Unlike CAH caused by severe 21-hydroxylase deficiency, in which patients require lifelong treatment with glucocorticoids and mineralocorticoids for survival, not all patients with NCAH require treatment.11 Indications for hydrocortisone treatment include early or rapidly progressive pubarche, bone age advancement, or excessive virilization.11,14 Hydrocortisone can ameliorate signs of androgen excess. Once these children reach adult height, or their symptoms resolve, the hydrocortisone may be tapered and discontinued.14
Certain adrenal or gonadal tumors may produce androgens resulting in premature virilization.1,4 Virilizing adrenal tumors include both adrenocortical adenomas and adenocarcinomas. Adenomas typically secrete cortisol but may also produce mineralocorticoids or androgens; adenocarcinomas commonly secrete multiple hormones.4 Testicular Leydig cell tumors secrete high levels of testosterone.15 Signs of virilizing tumors in young boys include phallic enlargement, erections, body hair, increased muscle mass, and voice deepening.4 Gynecomastia may develop due to aromatization of testosterone to estradiol.16 Boys with adrenal tumors will have no testicular enlargement, whereas boys with Leydig cell tumors may develop asymmetric enlargement of a testis.1,15
Ovarian Sertoli-Leydig cell tumors also produce high levels of androgens and androgen precursors. Girls with virilizing tumors may experience clitoral growth, acne, body hair, voice deepening, and oligo- or amenorrhea.17 These signs tend to be rapidly progressive relative to other causes of early adrenarche.18 If Sertoli-Leydig tumors are not hormone-secreting, abdominal pain or swelling may be the presenting sign.17,18
Germ cells tumors secreting human chorionic gonadotropin (hCG) can also cause a child to virilize prematurely.10 hCG cross-reacts with LH receptors, as the two hormones share an identical alpha subunit.10 Activation of the LH receptor in the testicle will cause the Leydig cells to produce testosterone and virilize a boy while only causing mild testicle growth.10 Girls do not experience signs of puberty, as they require FSH in addition to LH stimulation to secrete estrogen.19 hCG-secreting tumors include hepatomas, hepatoblastomas, choriocarcinomas, and other germ cell tumors.10
In the case of estrogen-, androgen-, or hCG-producing tumors, gonadotropins are suppressed, as the increased sex steroid production is not due to central precocious puberty.15 In addition, midnight salivary cortisol and 24-hour urinary-free cortisol should be checked for Cushing syndrome if suggestive clinical features are observed.4 Ovarian Sertoli-Leydig cells and some germ cell tumors may produce elevated alpha fetoprotein levels.10,20 Imaging should be focused on the likely source of the sex hormone excess.

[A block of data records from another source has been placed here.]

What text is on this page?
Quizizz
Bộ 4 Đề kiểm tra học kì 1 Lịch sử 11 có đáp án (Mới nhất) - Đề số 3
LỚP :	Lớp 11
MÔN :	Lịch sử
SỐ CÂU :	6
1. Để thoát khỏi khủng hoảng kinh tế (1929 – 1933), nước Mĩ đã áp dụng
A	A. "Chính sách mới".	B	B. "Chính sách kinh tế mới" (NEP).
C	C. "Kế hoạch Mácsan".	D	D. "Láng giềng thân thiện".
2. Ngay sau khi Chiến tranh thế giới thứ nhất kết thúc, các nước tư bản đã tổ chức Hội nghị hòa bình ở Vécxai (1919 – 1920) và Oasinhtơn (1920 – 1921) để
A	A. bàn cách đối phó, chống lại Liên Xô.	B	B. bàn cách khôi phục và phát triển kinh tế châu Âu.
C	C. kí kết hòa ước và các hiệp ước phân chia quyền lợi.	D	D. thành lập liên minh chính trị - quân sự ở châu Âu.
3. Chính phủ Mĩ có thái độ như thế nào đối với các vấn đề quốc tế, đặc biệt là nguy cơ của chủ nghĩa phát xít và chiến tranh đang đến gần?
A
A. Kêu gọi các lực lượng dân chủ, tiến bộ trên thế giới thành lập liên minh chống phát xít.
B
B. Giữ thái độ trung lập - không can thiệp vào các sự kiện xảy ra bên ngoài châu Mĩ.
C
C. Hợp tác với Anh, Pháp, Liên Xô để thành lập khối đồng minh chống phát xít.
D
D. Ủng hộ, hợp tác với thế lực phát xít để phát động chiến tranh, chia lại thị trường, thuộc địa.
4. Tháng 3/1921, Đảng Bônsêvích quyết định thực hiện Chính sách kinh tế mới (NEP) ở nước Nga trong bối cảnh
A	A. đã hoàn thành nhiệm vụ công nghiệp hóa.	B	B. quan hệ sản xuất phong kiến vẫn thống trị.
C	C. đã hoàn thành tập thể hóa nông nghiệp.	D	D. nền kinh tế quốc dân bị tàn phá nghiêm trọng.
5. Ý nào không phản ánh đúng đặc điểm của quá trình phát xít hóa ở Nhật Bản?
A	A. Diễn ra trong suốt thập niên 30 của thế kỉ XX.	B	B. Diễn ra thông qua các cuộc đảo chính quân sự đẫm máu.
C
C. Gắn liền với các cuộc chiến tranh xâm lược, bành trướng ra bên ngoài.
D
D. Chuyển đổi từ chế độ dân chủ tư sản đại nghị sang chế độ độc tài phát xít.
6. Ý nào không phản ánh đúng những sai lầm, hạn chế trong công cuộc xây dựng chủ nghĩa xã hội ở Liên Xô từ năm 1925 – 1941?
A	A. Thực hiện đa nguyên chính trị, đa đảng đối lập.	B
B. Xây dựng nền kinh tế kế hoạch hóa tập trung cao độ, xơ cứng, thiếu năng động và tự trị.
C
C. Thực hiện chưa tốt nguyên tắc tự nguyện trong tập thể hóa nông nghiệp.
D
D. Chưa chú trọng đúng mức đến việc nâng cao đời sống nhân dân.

Computed tomography or magnetic resonance imaging of the adrenal gland is recommended if there is no evidence for a gonadal tumor or if the patient has elevated cortisol or signs of Cushing syndrome.4 If the child has an elevated level of hCG, a liver ultrasound should be performed to evaluate for nodules or a mass.10 Other sources of pathologic hCG secretion include the mediastinum and brain.19 A testicular ultrasound would be the appropriate step in a male with testicular asymmetry or mass, or if no other source of androgen excess is detected. A biopsy should be performed on the larger of the asymmetric testes for pathology. Initial treatment for nonhepatic tumor types is surgical resection.4 Isolated estrogen production may be associated with ovarian cysts, of which a small proportion may represent malignancies. Surgical resection is usually indicated, save for those recurrent ovarian cysts attributable to McCune-Albright syndrome caused by Gs-alpha mutations associated with gonadotropin-independent puberty.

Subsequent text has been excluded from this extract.